In Super Mario Run, which he produced, Miyamoto thinks they've found it. Though the game looks like a very polished, very well-rendered version of the Marios many of us grew up playing, there's a major difference. Mario runs without any help from the user. There's only one input: Tap to jump, and hold the tap to jump higher. (In the classic Mario games, players pressed a directional button to make the round, mustachioed Italian trundle forward.)

This solution to the awkwardness of character control in mobile games isn't new, exactly. Platform games in which a character runs without pressing a button – and a subgenre, so-called "endless runners," in which play only ends when the character runs into or off something – have been popular on mobile devices since at least 2010 (think Temple Run and its myriad knockoffs.) But befitting Nintendo, which is quirky and sometimes enigmatic, the company came to the mechanic in a roundabout way.

Miyamoto told BuzzFeed News that Nintendo started playing around with the idea during the late-aughts heyday of the company's Wii console. "We had experiments back then where you would make Mario jump in time to music," Miyamoto said. Though those experiments never made it into a game until now, Nintendo continued to tinker with the idea as it developed New Super Mario Bros., a series of games for the Wii, handheld 3DS, and Wii U that that resembled the 2D games of the '80s and '90s and were intended to attract Mario novices.

According to Miyamoto, part of the inspiration for Super Mario Run's auto-running came from a surprising source: "super players." Watching online videos of these gamers' astounding speed runs and other feats of gaming skill, Nintendo employees noticed that the gamers never let up on the D-Pad. Mario always kept running, and all of the skill came down to the incredible precision of the jumping. What if, the Nintendo braintrust reasoned, all players could have that experience? Ironically, the most skilled Super Mario players in the world may be partially responsible for introducing Mario to thousands and thousands of first-time players.

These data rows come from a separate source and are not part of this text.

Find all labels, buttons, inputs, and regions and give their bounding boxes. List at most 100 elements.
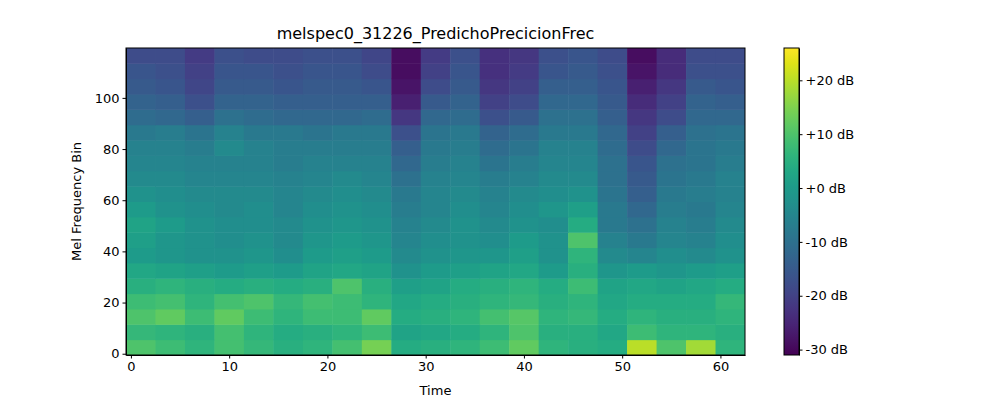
cell [155, 232, 185, 248]
tick-mark [123, 354, 127, 355]
cell [686, 186, 716, 202]
cell [480, 278, 510, 294]
cell [509, 232, 539, 248]
cell [421, 340, 451, 355]
cell [539, 79, 569, 95]
cell [155, 94, 185, 110]
cell [185, 232, 215, 248]
tick: 30 [418, 355, 435, 374]
cell [598, 309, 628, 325]
cell [362, 248, 392, 264]
cell [539, 125, 569, 141]
cell [568, 155, 598, 171]
cell [273, 109, 303, 125]
cell [421, 202, 451, 218]
cell [362, 232, 392, 248]
cell [568, 294, 598, 310]
cell [657, 171, 687, 187]
cell [185, 217, 215, 233]
cell [303, 232, 333, 248]
cell [126, 171, 156, 187]
cell [362, 79, 392, 95]
cell [126, 94, 156, 110]
cell [657, 109, 687, 125]
cell [214, 309, 244, 325]
cell [362, 294, 392, 310]
cell [509, 48, 539, 64]
cell [421, 155, 451, 171]
cell [155, 217, 185, 233]
cell [568, 140, 598, 156]
cell [568, 324, 598, 340]
cell [214, 48, 244, 64]
cell [391, 248, 421, 264]
cell [480, 232, 510, 248]
cell [214, 202, 244, 218]
cell [450, 232, 480, 248]
cell [244, 340, 274, 355]
cell [539, 186, 569, 202]
tick-mark [799, 134, 803, 135]
cell [539, 248, 569, 264]
cell [657, 232, 687, 248]
tick: -20 dB [799, 288, 848, 303]
cell [480, 140, 510, 156]
cell [657, 309, 687, 325]
cell [539, 324, 569, 340]
cell [716, 263, 745, 279]
cell [480, 125, 510, 141]
cell [627, 125, 657, 141]
cell [185, 171, 215, 187]
cell [303, 186, 333, 202]
cell [480, 109, 510, 125]
cell [657, 278, 687, 294]
cell [185, 125, 215, 141]
cell [303, 171, 333, 187]
cell [598, 294, 628, 310]
cell [509, 217, 539, 233]
cell [391, 140, 421, 156]
cell [126, 309, 156, 325]
cell [421, 48, 451, 64]
cell [568, 171, 598, 187]
cell [509, 125, 539, 141]
cell [509, 140, 539, 156]
cell [598, 248, 628, 264]
tick-label: +0 dB [806, 181, 846, 196]
cell [568, 263, 598, 279]
cell [450, 202, 480, 218]
cell [332, 324, 362, 340]
cell [214, 171, 244, 187]
cell [568, 248, 598, 264]
heatmap-cells [126, 48, 745, 355]
cell [509, 324, 539, 340]
tick: -10 dB [799, 235, 848, 250]
cell [657, 48, 687, 64]
tick-label: 100 [95, 91, 120, 106]
cell [273, 186, 303, 202]
y-axis: 020406080100 [95, 49, 127, 362]
cell [509, 278, 539, 294]
cell [303, 202, 333, 218]
colorbar-axis: -30 dB-20 dB-10 dB+0 dB+10 dB+20 dB [799, 49, 854, 358]
cell [480, 217, 510, 233]
cell [303, 278, 333, 294]
cell [450, 125, 480, 141]
tick: 50 [614, 355, 631, 374]
cell [126, 294, 156, 310]
cell [155, 48, 185, 64]
cell [568, 109, 598, 125]
cell [273, 155, 303, 171]
cell [214, 248, 244, 264]
tick-label: -30 dB [806, 342, 849, 357]
cell [568, 79, 598, 95]
cell [421, 109, 451, 125]
cell [627, 171, 657, 187]
cell [686, 217, 716, 233]
cell [185, 340, 215, 355]
cell [539, 155, 569, 171]
cell [716, 217, 745, 233]
cell [450, 140, 480, 156]
cell [214, 63, 244, 79]
cell [273, 171, 303, 187]
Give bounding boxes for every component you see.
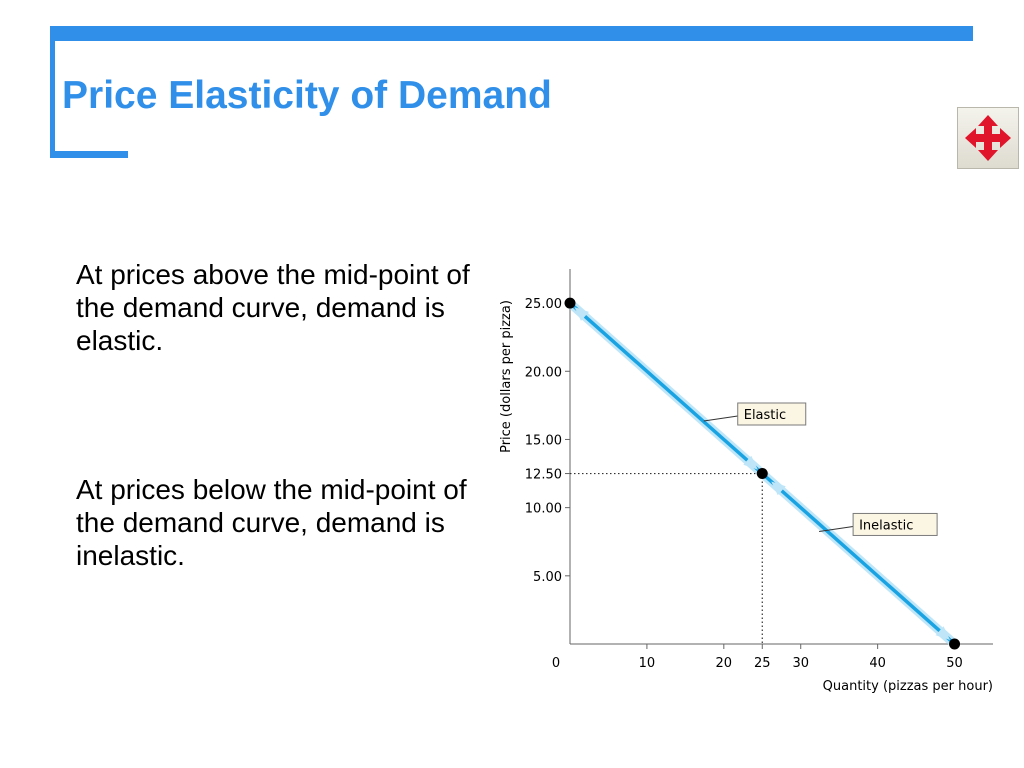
- elastic-description: At prices above the mid-point of the dem…: [76, 259, 470, 356]
- x-tick-label: 30: [792, 656, 809, 671]
- annotation-label: Elastic: [744, 408, 786, 423]
- data-point: [564, 297, 576, 309]
- navigation-button[interactable]: [957, 107, 1019, 169]
- x-tick-label: 25: [754, 656, 771, 671]
- arrowhead: [935, 626, 951, 641]
- header-bottom-accent: [50, 151, 128, 158]
- slide-title: Price Elasticity of Demand: [62, 74, 552, 117]
- annotation-leader-line: [819, 525, 854, 532]
- y-tick-label: 12.50: [525, 468, 562, 483]
- arrowhead: [574, 307, 589, 321]
- arrowhead: [743, 455, 758, 470]
- x-tick-label: 40: [869, 656, 886, 671]
- y-axis-label: Price (dollars per pizza): [499, 300, 514, 453]
- x-tick-label: 0: [552, 656, 560, 671]
- y-tick-label: 5.00: [533, 570, 562, 585]
- annotation-label: Inelastic: [859, 518, 913, 533]
- annotation-box: [852, 512, 938, 536]
- four-way-arrow-icon: [965, 115, 1011, 161]
- data-point: [949, 638, 961, 650]
- y-tick-label: 10.00: [525, 502, 562, 517]
- arrowhead: [771, 481, 786, 496]
- annotation-leader-line: [703, 415, 738, 422]
- inelastic-description: At prices below the mid-point of the dem…: [76, 474, 467, 571]
- x-tick-label: 50: [946, 656, 963, 671]
- y-tick-label: 20.00: [525, 365, 562, 380]
- x-axis-label: Quantity (pizzas per hour): [823, 679, 993, 694]
- x-tick-label: 10: [639, 656, 656, 671]
- annotation-box: [737, 402, 807, 426]
- demand-chart: 5.00 10.00 12.50 15.00 20.00 25.00 0 10 20 25 30 40…: [499, 269, 993, 694]
- header-accent-bar: [50, 26, 973, 41]
- x-tick-label: 20: [716, 656, 733, 671]
- data-point: [756, 468, 768, 480]
- y-tick-label: 15.00: [525, 433, 562, 448]
- y-tick-label: 25.00: [525, 297, 562, 312]
- header-left-accent: [50, 26, 55, 158]
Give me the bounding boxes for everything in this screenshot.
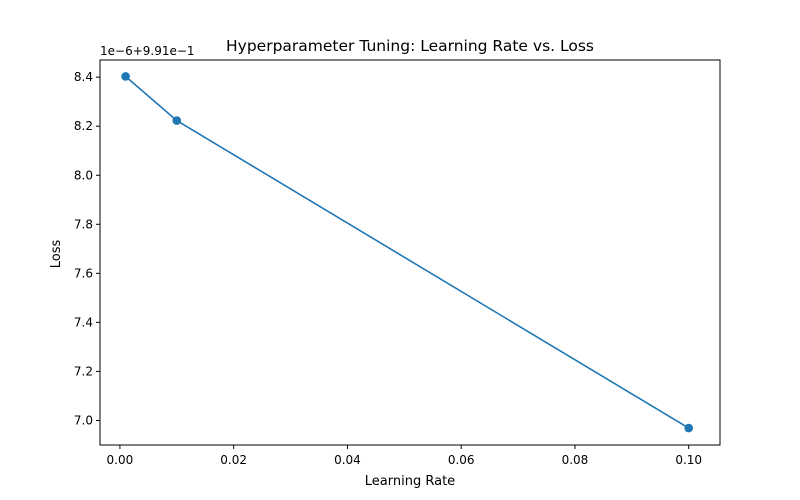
y-tick-label: 8.2 bbox=[74, 119, 93, 133]
x-tick-label: 0.08 bbox=[562, 453, 589, 467]
data-point bbox=[684, 423, 694, 433]
x-axis-label: Learning Rate bbox=[365, 474, 455, 489]
axes-frame bbox=[99, 59, 721, 446]
y-tick-label: 7.4 bbox=[74, 315, 93, 329]
y-tick-label: 7.2 bbox=[74, 364, 93, 378]
x-tick-label: 0.00 bbox=[107, 453, 134, 467]
x-tick-label: 0.06 bbox=[448, 453, 475, 467]
x-tick-label: 0.02 bbox=[220, 453, 247, 467]
data-point bbox=[121, 72, 130, 81]
x-tick-label: 0.04 bbox=[334, 453, 361, 467]
chart-title: Hyperparameter Tuning: Learning Rate vs.… bbox=[226, 37, 594, 55]
y-tick-label: 8.0 bbox=[74, 168, 93, 182]
y-axis-offset-text: 1e−6+9.91e−1 bbox=[100, 44, 195, 58]
data-point bbox=[172, 116, 182, 125]
y-tick-label: 7.0 bbox=[74, 413, 93, 427]
y-tick-label: 8.4 bbox=[74, 70, 93, 84]
plot-area: 0.00 0.02 0.04 0.06 0.08 0.10 7.0 7.2 7.4 7.6 7.8 8… bbox=[74, 59, 721, 467]
y-tick-label: 7.8 bbox=[74, 217, 93, 231]
x-tick-label: 0.10 bbox=[675, 453, 702, 467]
y-axis-label: Loss bbox=[49, 240, 64, 269]
y-tick-label: 7.6 bbox=[74, 266, 93, 280]
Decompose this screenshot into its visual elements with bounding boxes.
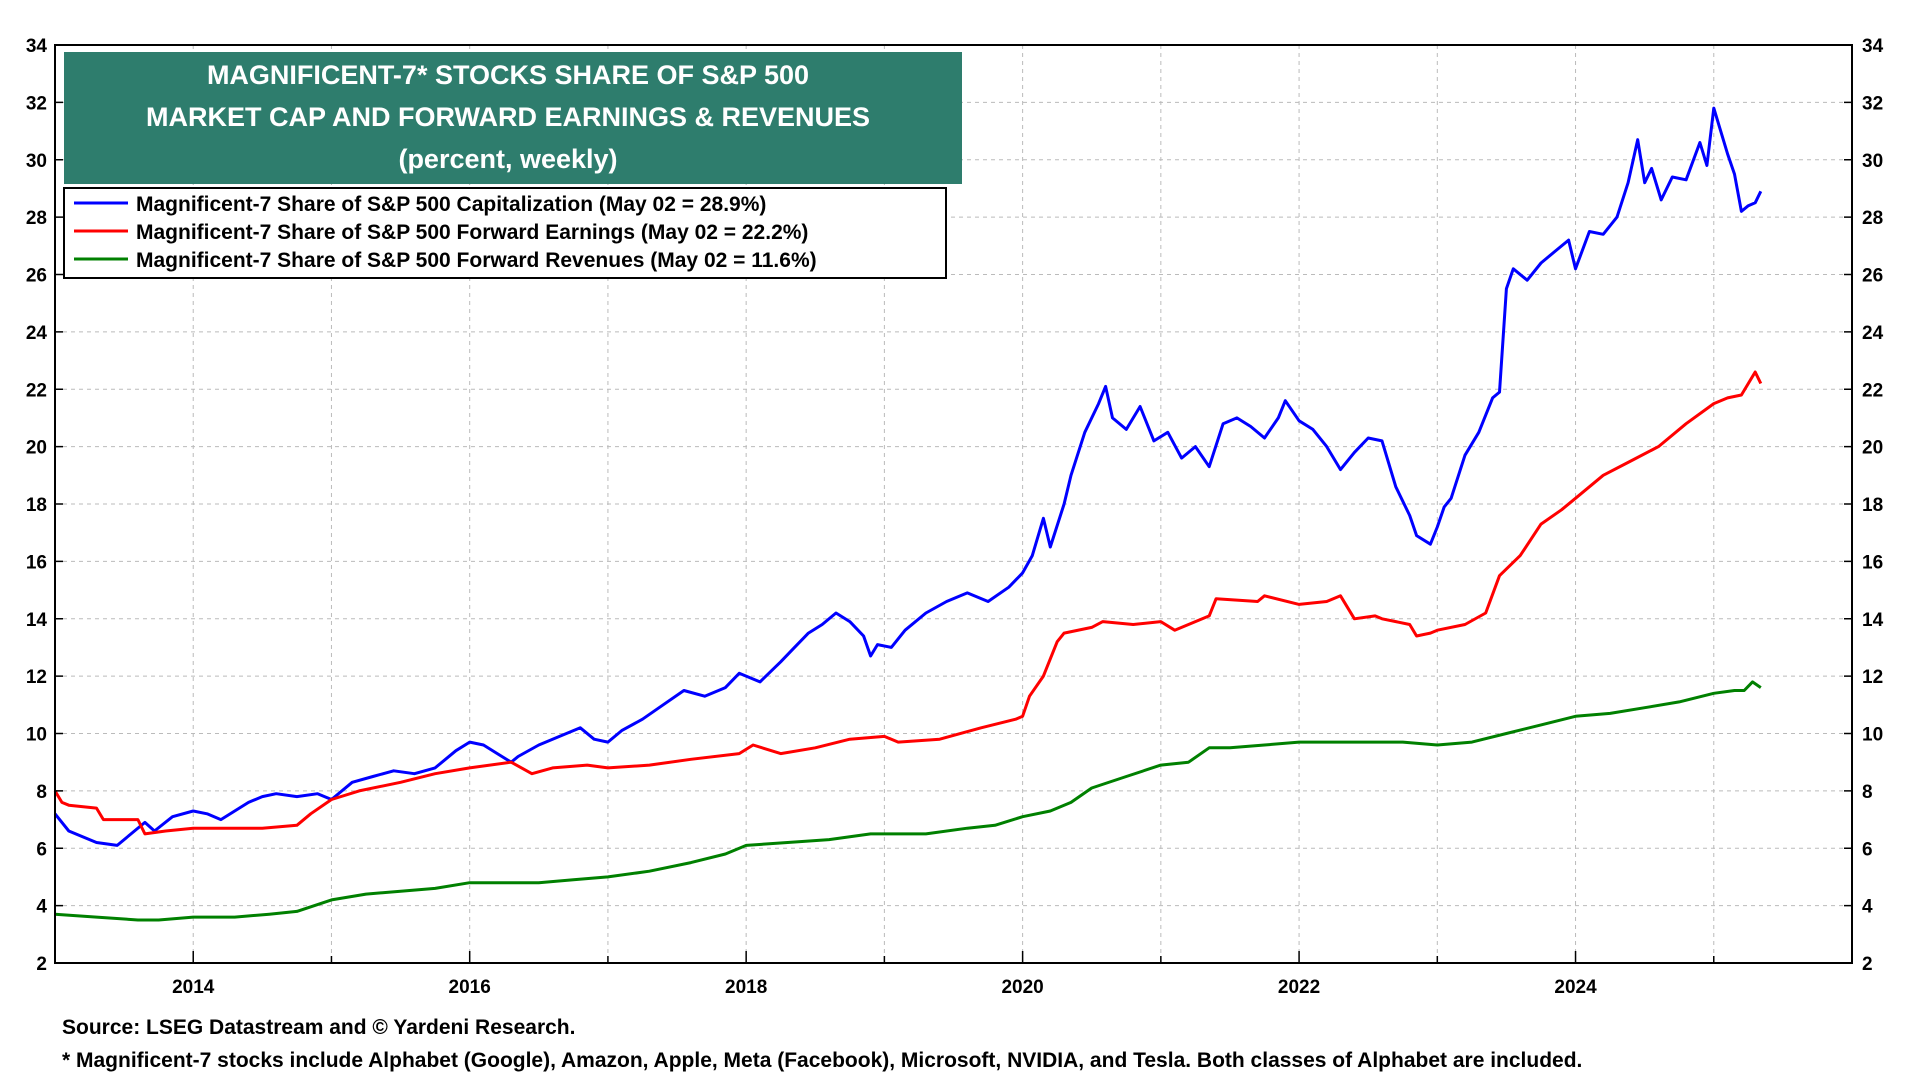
y-tick-label-left: 34 <box>26 36 48 57</box>
y-tick-label-right: 32 <box>1862 93 1883 114</box>
y-tick-label-right: 18 <box>1862 495 1883 516</box>
y-tick-label-left: 24 <box>26 323 48 344</box>
y-tick-label-left: 30 <box>26 151 47 172</box>
y-tick-label-right: 6 <box>1862 839 1873 860</box>
y-tick-label-right: 8 <box>1862 782 1873 803</box>
y-tick-label-left: 18 <box>26 495 47 516</box>
y-tick-label-left: 22 <box>26 380 47 401</box>
y-tick-label-right: 2 <box>1862 954 1873 975</box>
legend-label-capitalization: Magnificent-7 Share of S&P 500 Capitaliz… <box>136 193 766 216</box>
chart-title-line-2: MARKET CAP AND FORWARD EARNINGS & REVENU… <box>146 102 870 132</box>
y-tick-label-left: 28 <box>26 208 47 229</box>
y-tick-label-right: 10 <box>1862 725 1883 746</box>
chart-title-line-3: (percent, weekly) <box>398 144 617 174</box>
y-tick-label-left: 6 <box>36 839 47 860</box>
y-tick-label-left: 32 <box>26 93 47 114</box>
y-tick-label-right: 4 <box>1862 897 1873 918</box>
source-note: Source: LSEG Datastream and © Yardeni Re… <box>62 1016 576 1039</box>
y-tick-label-right: 20 <box>1862 438 1883 459</box>
footnote-mag7-definition: * Magnificent-7 stocks include Alphabet … <box>62 1049 1583 1072</box>
y-tick-label-left: 12 <box>26 667 47 688</box>
y-tick-label-left: 14 <box>26 610 48 631</box>
y-tick-label-right: 12 <box>1862 667 1883 688</box>
y-tick-label-left: 2 <box>36 954 47 975</box>
title-box-background <box>64 52 962 184</box>
x-tick-label: 2018 <box>725 977 767 998</box>
y-tick-label-left: 20 <box>26 438 47 459</box>
y-tick-label-left: 26 <box>26 266 47 287</box>
series-lines <box>53 106 1763 922</box>
y-tick-label-right: 22 <box>1862 380 1883 401</box>
y-tick-label-left: 4 <box>36 897 47 918</box>
y-tick-label-right: 16 <box>1862 552 1883 573</box>
series-line-capitalization <box>53 106 1763 847</box>
x-tick-label: 2020 <box>1001 977 1043 998</box>
legend-label-forward-revenues: Magnificent-7 Share of S&P 500 Forward R… <box>136 249 817 272</box>
x-tick-label: 2016 <box>449 977 491 998</box>
legend: Magnificent-7 Share of S&P 500 Capitaliz… <box>63 187 947 279</box>
y-tick-label-left: 16 <box>26 552 47 573</box>
x-tick-label: 2024 <box>1554 977 1597 998</box>
x-tick-label: 2014 <box>172 977 215 998</box>
series-line-forward-revenues <box>54 680 1762 922</box>
y-tick-label-left: 8 <box>36 782 47 803</box>
y-tick-label-right: 30 <box>1862 151 1883 172</box>
y-tick-label-right: 28 <box>1862 208 1883 229</box>
y-tick-label-right: 24 <box>1862 323 1884 344</box>
legend-box <box>63 187 947 279</box>
y-tick-label-right: 26 <box>1862 266 1883 287</box>
legend-label-forward-earnings: Magnificent-7 Share of S&P 500 Forward E… <box>136 221 808 244</box>
y-tick-label-right: 34 <box>1862 36 1884 57</box>
y-tick-label-left: 10 <box>26 725 47 746</box>
y-tick-label-right: 14 <box>1862 610 1884 631</box>
chart-title-line-1: MAGNIFICENT-7* STOCKS SHARE OF S&P 500 <box>207 60 809 90</box>
title-box: MAGNIFICENT-7* STOCKS SHARE OF S&P 500 M… <box>64 52 962 184</box>
series-line-forward-earnings <box>53 370 1763 836</box>
x-tick-label: 2022 <box>1278 977 1320 998</box>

Nintendo is hoping that this vast audience of first timers, along with people who haven't played Mario in years, will spend $10 to unlock the whole game. If Super Mario Run succeeds, it would mark the second mobile triumph of the year for Nintendo, whose summer sensation Pokémon Go saw the company's stock surge to its highest level in years. The company hit a second (and perhaps more sustainable) peak not long after, when Miyamoto announced Super Mario Run alongside Tim Cook at an Apple event in September.

Together, the two games represent an admission by Nintendo that the company needs to bring its most valuable asset — its characters – to the machines where humans, especially young ones who did not grow up with Mario, spend much of their time. And that means Nintendo can't always build these machines itself. Miyamoto told BuzzFeed News that the company had once considered building GPS into its 3DS mobile system for a Pokémon Go-type game on proprietary hardware. Instead, Miyamoto said, Nintendo decided that it made more sense to put the game on millions of devices that already had satellite location tracking.

Indeed, coming off the disappointing sales of its Wii U console, and ahead of the March release of its NX console, Nintendo may be realizing that its future as a hardware manufacturer may be linked to getting their characters in front of a new generation of players, even if that means meeting them halfway.

"Kids are playing on devices that they're getting from their parents when their parents are upgrading," Miyamoto said. "We wanted to take an approach of how can we bring Nintendo IP to smart devices and give kids the opportunity to interact with our characters and our games."